Marriage Advice

Did You Really Just Say That – You Got to be Joking!

If only marriage did not contain verbal baggage. You know, all of those stupid things that spouses spout off to one another, rooted from often baseless and petty complaints that seem to arise directly from the sand dunes of stress and familial frustration. Here are just two of the most popular!

“What exactly, did you do all day?’” Said from an irritated husband upon coming home to find his stay at home wife, helpless and haggard among a mound of laundry (and a messy house) AND two toddlers’. Or

‘well, you’re NEVER home!’” Said from a sassy wife to her husband who is out ‘bringing home the bacon’’ day in and day out so the kids don’t have to go to daycare.

And sadly, there are tons more. In fact, one aspect of marriage that many people don’t tell you about is how quickly an ordinary conversation can turn malicious and mean, judgmental and critical – within moments. Why? Well, quite simply, because the easiest person to blame for anything and everything that goes wrong in your family circle is your spouse. Plus, who else aside from someone who stood next to you at an alter, will put up with your schizophrenic mood swings and allow you to blow off steam in the form of snarky comments? No one! That’s who.

At some point though, you have to wonder what sort of affect these, ‘did you really just say that,’” moments have on the marriage. In the course of marriage, couples normally silently decide that they aren’t going to argue or bicker their way through every aspect of living together to forge the perfect marriage. And most folks, also decide and recognize that learning to live with one another’s differences and idiosyncrasies is easier than constantly nagging and being annoyed with one another. Yet, the passive aggressive moments of resentment still trickle like a leaky faucet and end up being verbalized as randomly hosed slams against one another. Are YOU listening?

Marriage counselors agree that often, the editorial like critique from a spouse about the lack of sex, the lack of cleanliness in the house, leaving underwear on a chair in the bedroom or other silly little things are truly worth paying attention to. Most couples dare say in a heated moment the things that are really bothering them. And surprisingly, these well-directed stabs aren’t often about something bigger looming over the surface. They are in fact, the truth. Yes, it really bothers your spouse that you never pick up your underwear and yes, it really upsets your spouse that the house is suffering from clutter overload. But the good news is that they still love you.

Every person brings to marriage different expectations of how to live and how to live well. There is absolutely no perfect way to perfectly mesh these ideals, and yet in a world with much bigger things going on than whose method (about everything) is right the little things still matter in a marriage. So if your spouse is being, what you feel is over critical, and perhaps rude about their complaints you might want to listen to what he or she is saying and try to compromise. If you give a little in his or her direction, he or she will give a little in yours. When it’s all said and done, it’s about balance.
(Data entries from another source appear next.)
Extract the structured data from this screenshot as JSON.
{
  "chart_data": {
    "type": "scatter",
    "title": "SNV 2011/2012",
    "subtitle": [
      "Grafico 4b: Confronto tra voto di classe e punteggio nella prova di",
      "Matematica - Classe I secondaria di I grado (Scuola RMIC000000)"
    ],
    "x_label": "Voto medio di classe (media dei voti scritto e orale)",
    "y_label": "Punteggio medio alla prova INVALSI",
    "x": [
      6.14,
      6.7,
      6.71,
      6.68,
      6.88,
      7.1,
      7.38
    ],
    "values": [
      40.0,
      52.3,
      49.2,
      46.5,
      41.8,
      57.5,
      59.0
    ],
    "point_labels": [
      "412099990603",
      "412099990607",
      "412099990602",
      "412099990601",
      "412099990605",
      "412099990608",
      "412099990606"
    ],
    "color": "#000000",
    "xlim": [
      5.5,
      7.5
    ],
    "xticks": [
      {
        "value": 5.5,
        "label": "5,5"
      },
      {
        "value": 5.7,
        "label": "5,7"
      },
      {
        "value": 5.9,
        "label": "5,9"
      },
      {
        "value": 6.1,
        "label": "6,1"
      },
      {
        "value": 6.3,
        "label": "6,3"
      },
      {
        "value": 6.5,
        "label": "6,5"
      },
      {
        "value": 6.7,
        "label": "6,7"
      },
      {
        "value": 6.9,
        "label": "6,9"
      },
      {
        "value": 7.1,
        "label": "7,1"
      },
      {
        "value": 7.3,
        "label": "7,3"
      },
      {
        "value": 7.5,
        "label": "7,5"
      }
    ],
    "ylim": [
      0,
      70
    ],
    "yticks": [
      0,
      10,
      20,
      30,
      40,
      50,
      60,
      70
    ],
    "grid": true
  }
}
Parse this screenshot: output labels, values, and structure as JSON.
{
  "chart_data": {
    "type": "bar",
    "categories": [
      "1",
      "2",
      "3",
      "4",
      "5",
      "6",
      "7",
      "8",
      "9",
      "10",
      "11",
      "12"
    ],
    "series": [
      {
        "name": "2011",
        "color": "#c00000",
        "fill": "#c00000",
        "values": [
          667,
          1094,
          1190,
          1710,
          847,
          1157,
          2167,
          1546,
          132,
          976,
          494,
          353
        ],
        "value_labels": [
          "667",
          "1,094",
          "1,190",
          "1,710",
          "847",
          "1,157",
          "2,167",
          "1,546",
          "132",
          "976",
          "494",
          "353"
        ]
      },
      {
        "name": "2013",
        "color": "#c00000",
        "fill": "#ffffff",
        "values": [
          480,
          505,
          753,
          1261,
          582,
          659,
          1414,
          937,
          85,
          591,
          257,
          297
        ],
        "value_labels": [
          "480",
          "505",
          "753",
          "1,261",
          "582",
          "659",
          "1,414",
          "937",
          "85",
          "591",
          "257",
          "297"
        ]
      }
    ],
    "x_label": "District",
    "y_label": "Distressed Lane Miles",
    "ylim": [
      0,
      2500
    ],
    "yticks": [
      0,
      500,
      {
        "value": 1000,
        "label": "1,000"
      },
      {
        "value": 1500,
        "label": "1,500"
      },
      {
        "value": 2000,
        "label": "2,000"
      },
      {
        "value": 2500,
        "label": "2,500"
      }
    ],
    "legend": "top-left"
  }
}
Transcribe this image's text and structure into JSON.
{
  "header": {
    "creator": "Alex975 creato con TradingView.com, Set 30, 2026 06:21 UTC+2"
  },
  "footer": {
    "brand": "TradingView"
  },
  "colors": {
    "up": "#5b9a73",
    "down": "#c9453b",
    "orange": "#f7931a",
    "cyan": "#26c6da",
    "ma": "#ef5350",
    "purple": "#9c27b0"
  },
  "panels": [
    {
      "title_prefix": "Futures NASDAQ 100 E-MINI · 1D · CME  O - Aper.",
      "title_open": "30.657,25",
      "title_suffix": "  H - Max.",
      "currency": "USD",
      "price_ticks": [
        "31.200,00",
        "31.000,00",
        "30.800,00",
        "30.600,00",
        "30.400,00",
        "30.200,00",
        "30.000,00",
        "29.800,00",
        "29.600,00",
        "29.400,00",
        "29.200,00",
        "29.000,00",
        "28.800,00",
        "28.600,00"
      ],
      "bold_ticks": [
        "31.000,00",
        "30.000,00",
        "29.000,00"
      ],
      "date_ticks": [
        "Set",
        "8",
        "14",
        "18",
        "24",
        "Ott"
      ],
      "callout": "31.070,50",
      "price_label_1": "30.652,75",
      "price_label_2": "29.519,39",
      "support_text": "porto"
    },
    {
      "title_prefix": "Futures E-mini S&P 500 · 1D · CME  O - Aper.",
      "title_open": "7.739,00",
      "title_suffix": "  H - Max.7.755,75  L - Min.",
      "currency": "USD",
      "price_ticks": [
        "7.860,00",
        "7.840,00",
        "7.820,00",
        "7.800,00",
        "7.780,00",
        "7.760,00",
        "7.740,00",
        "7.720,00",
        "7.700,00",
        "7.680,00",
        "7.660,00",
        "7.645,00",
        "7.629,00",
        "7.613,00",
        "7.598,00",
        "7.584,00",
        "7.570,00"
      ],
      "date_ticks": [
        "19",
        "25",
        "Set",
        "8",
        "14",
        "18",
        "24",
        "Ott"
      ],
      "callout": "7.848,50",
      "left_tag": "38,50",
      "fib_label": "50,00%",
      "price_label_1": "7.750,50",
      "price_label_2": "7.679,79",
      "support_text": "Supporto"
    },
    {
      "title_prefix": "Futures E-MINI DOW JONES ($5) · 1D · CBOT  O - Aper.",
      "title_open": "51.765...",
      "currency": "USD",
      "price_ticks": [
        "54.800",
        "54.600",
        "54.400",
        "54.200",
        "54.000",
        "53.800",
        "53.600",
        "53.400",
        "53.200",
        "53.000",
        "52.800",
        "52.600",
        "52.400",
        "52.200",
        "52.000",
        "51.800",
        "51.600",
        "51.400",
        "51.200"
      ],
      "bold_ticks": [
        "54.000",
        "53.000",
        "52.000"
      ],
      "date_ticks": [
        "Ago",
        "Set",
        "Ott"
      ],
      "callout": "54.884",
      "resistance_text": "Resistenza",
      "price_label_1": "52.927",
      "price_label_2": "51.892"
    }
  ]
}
it’s also extremely important in relationships, especially close ones not to use your spouse as a sounding board. Choose to verbalize your complaints and have your opinions known when you aren’t feeling overly stressed and aren’t in the midst of a heated debate about whether the toilet seat should go up or down. This way, your words won’t be so hurtful and will likely be heard much more clearly.

Of course, every relationship that involves rings and childbirth also comes with a healthy dose of competition and feeling righteous about who does more around the house. Hashing out these differences and seeing the marriage as a partnership, which means that surviving at work AND in a home with children, are equally impressive and important acts. And remembering that you still have sex, regardless of who initiates it can go miles for making things amicable. In other words, your partner’s shoes are no easier to fill than yours are. Different, yes. But easier, no!

Next time your partner says something that feels a little too sticky call him or her OUT on it. Be assertive and say, ‘did you really mean to stab the knife in my back and twist, or are you just a little annoyed right now?’” When you call your spouse on these ‘oh my goodness, you just said that OUT LOUD’” statements, you can quickly bring him or her back to mindfulness and force them to be responsible for what he or she says. Plus, you will have a moment to actually ‘discuss’’ the comment and see what can be done to fix things, rather than settle in to stewing about it for days on end wondering what your spouse really meant! If your spouse is really mad that you leave your shoes in a mad mess in the bottom of the closet then just maybe, you can try harder not to. And hey, maybe in return they will correct one of their most annoying habits as well.

Look, life is short. In marriage and family, it is ALWAYS better to stay on top of things and try to keep communication clear and up front, so you don’t waste time being mad about petty things. Try to remember of course, that BOTH of you are doing YOUR PERSONAL best to make things work. And while your approaches may be different, standing together will make you much stronger than tearing each other up with verbal bullets will.